Unlike the preening Canada Geese pictured above I wasn’t able to turn a blind eye to the hordes of people walking round Chorlton Water Park today. That isn’t to say that it was unpleasant, but it’s always a bit galling to see dogs chasing swans into the water whilst their owners often find it all a big joke.
My eldest Sabine lives just down the road from the water park, which is a former gravel working that has been made into a country park. There’a path round the lake and it’s fringed by trees and in some places small reedbeds. If you can shut out the background noise on a busy Sunday afternoon it’s quite serene for the eyes if maybe not the ears.

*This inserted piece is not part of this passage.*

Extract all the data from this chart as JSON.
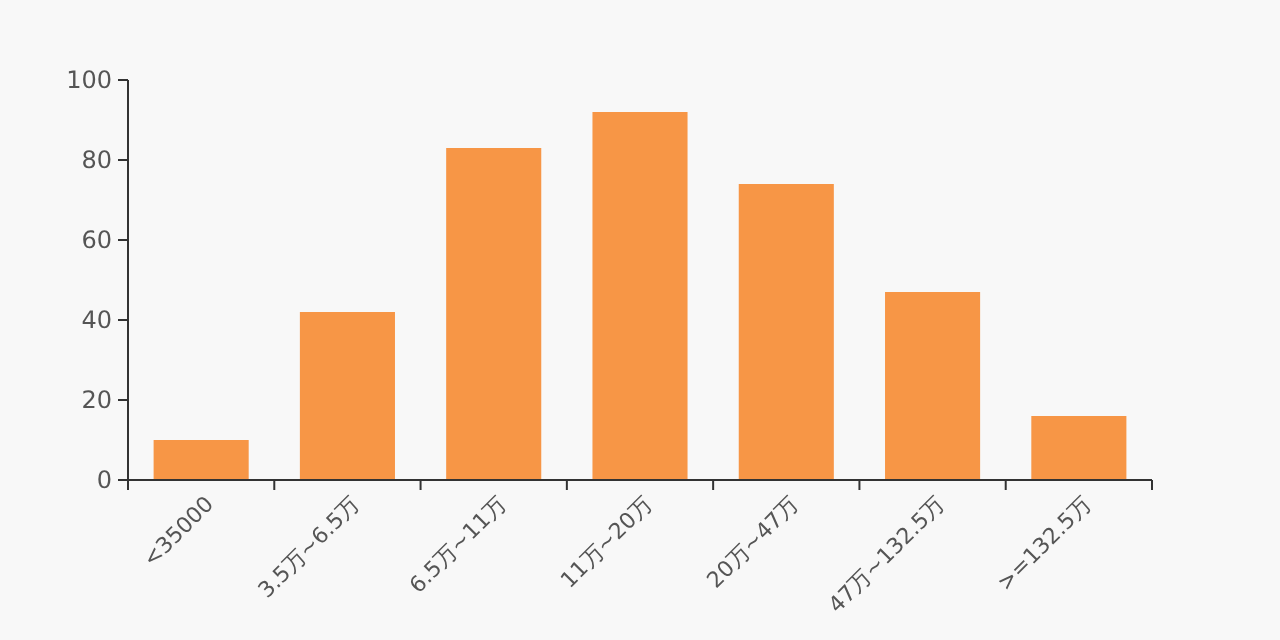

Among the Coots and Mallard were some more several flocks of Tufted Duck, a group of four drake Gadwall and a couple of Great Crested Grebe. The resident drake Pochard with the damaged wing was also present. I did a double take when it suddenly appeared flying strongly across the expanse but it turned out a second bird was also present.
There were plenty of gulls in two states of being, loafing or chasing airborne loafs. The birder in you never switches off and whilst I knew there wouldn’t be any unusual visitors I diligently worked the flocks. The scan of Black-headed Gulls was interrupted by the occasional example of Common, Herring and Lesser Black-backed.
I hung around the most favoured bird feeding area near the ice cream and coffee vans to see if any of the gulls were colour ringed. They weren’t, the swan family was and there was a Coot with a Darvic ring probably hand caught here. Lingering in this area of avian-human interaction saw the usual contrast, between people of all ages who find birds entertaining and engaging and others who treat them with disdain.
If you read yesterday’s blog the first rate service regarding the feedback on the Black-headed Gull at Skippool continued. This morning I hear back from Morton Helberg with the details of JMT3. Perhaps the ring is damaged and that’s why it hasn’t been seen since being caught in the Oslo area in April 2020, or maybe it just normally winters where nobody checks gulls for rings.